Born in 1937. Grew up in the country. Real "ice boxes". A .25c cake of ice fit perfectly. Party line telephones..nosey neighbors listened in any time the phone rang. Our entire furnace was coated in asbestos. Schools didn't close because it was hot; we just turned the fan up one more speed. Swam in the creek and made jokes about watching out for "floating cigar shaped debris". When visiting anyone's home their mom was your mom and generally were treated the same. Kids played outside or in the woods. You came home when the sun went down. In school we played dodge ball; before it became "dangerous". If you really sucked at a sport you didn't get chosen to play . . . you watched the other kids play. Everyone didn't get a trophy. Second place meant that you were the first loser. All the kids actually walked to a bus stop, my stop was about a half mile up the road. Everyone got on it at one place, unlike today where there stop at each house. "Yes Ma'am, no Ma'am, yes Sir, no Sir" were the way you spoke to an adult; no matter who they were. I was taught that men held doors for ladies; not because they were ladies but because you were a gentleman. Times have certainly changed.
 

contender

Ruger Guru
Joined
Sep 18, 2002
Messages
21,204
Location
Lake Lure NC USA
While I'm a bit younger than many above,, (born 1958), my Dad was born in 1918. He grew up in the Depression, and often spoke of many things he witnessed in his youth.
I found it funny when Jim mentioned smoking.
My Dad was a professional dancer as well as working in a mill prior to WWII. (Yes, 2 jobs at once.) In the entertainment industry, (nightclubs) drinking & smoking were common.
When my Dad got out of the War, he built a 2 story building. Upstairs,, a nightclub. Downstairs, a restaurant.
Ashtrays, as mentioned, on every table in both places.
Yet, my Dad, my mom, neither one smoked. They taught us kids it wasn't healthy. They never tried to influence others,, but us kids,, we were raised to take care of ourselves.
Drinking. We were taught that an occasional drink, was acceptable,, yet getting drunk or such,, was not good manners or good for your body.
But again, they never tried to influence others.

Many of the things Jim mentioned has been proven to be dangerous to our bodies. Those things have changed for the better.
But the stuff about how daily life was lived,, sadly,, it's very true.

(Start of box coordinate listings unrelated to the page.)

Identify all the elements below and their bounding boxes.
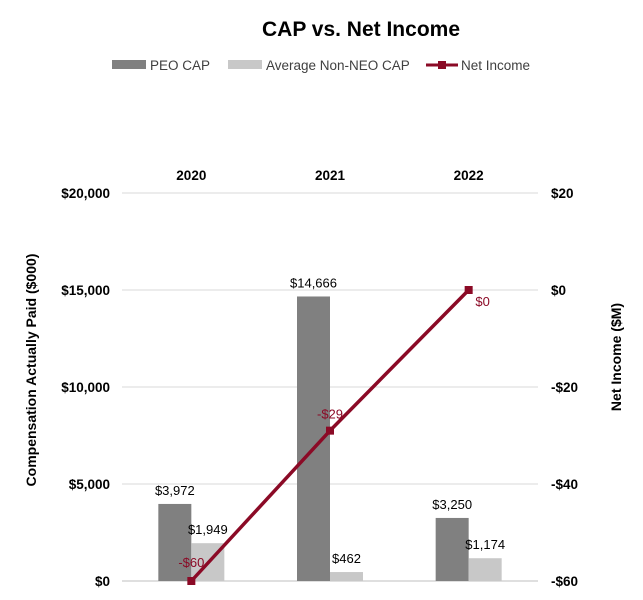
y-right-tick: -$60 [551,574,578,589]
y-right-tick: -$40 [551,477,578,492]
y-left-tick: $5,000 [69,477,110,492]
y-left-tick: $20,000 [61,186,110,201]
y-right-tick: -$20 [551,380,578,395]
bar-peo-cap [435,517,469,581]
net-income-marker [187,577,196,585]
bar-non-neo-cap [468,558,502,581]
category-labels: 2020 2021 2022 [176,168,483,183]
y-right-ticks: -$60 -$40 -$20 $0 $20 [551,186,578,589]
data-label-net-income: -$60 [178,555,204,570]
legend-label-net-income: Net Income [461,58,530,73]
net-income-marker [464,286,473,294]
y-right-axis-title: Net Income ($M) [608,303,624,411]
net-income-series: -$60 -$29 $0 [178,286,490,585]
data-label-peo-cap: $3,250 [432,497,472,512]
data-label-non-neo-cap: $1,174 [465,537,505,552]
y-right-tick: $0 [551,283,566,298]
legend-label-non-neo-cap: Average Non-NEO CAP [266,58,410,73]
bar-peo-cap [297,296,330,581]
y-left-tick: $15,000 [61,283,110,298]
legend-swatch-peo-cap [112,60,146,69]
bar-data-labels: $3,972 $14,666 $3,250 $1,949 $462 $1,174 [155,275,505,566]
bar-non-neo-cap [330,572,363,581]
y-left-ticks: $0 $5,000 $10,000 $15,000 $20,000 [61,186,110,589]
net-income-marker [326,426,334,435]
category-label: 2020 [176,168,206,183]
data-label-peo-cap: $3,972 [155,483,195,498]
data-label-non-neo-cap: $462 [332,551,361,566]
y-right-tick: $20 [551,186,574,201]
y-left-tick: $0 [95,574,110,589]
legend-label-peo-cap: PEO CAP [150,58,210,73]
category-label: 2022 [454,168,484,183]
y-left-tick: $10,000 [61,380,110,395]
category-label: 2021 [315,168,346,183]
legend: PEO CAP Average Non-NEO CAP Net Income [112,58,530,73]
chart-title: CAP vs. Net Income [262,18,460,41]
legend-swatch-net-income-marker [438,61,446,69]
y-left-axis-title: Compensation Actually Paid ($000) [23,254,39,487]
legend-swatch-non-neo-cap [228,60,262,69]
data-label-net-income: -$29 [317,407,343,422]
bar-peo-cap [158,503,192,581]
data-label-non-neo-cap: $1,949 [188,522,228,537]
data-label-peo-cap: $14,666 [290,275,337,290]
bars [158,296,502,581]
data-label-net-income: $0 [475,294,489,309]
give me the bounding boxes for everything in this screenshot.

You worked hard to earn the things you needed or wanted.
You were punished for mis-deeds, or crimes.
You got into fights, and learned that some guys were bigger or stronger,, and you learned to respect others.

So much stuff above is true,, and, things should return to much of the way it was back then. Sadly,, I don't see it happening.
 

whymhot

Bearcat
Joined
Dec 30, 2017
Messages
86
Location
CT
I was a golden time indeed. ife was so simple and the country was not divided as it is today.
 
Joined
Sep 1, 2003
Messages
5,239
Location
Richmond Texas USA
"Born in 1937. Grew up in the country. Real "ice boxes". A .25c cake of ice fit perfectly."

FM,
Even thou we lived in town, well it had a population of 835, we also had an ice box.
The reason was that after the war the companies had not caught up on civilian demand yet in 1945-47. Kind of like 2021 :)
Remember Kids would play in the discarded iceboxes and end up suffocated in them do to getting locked in?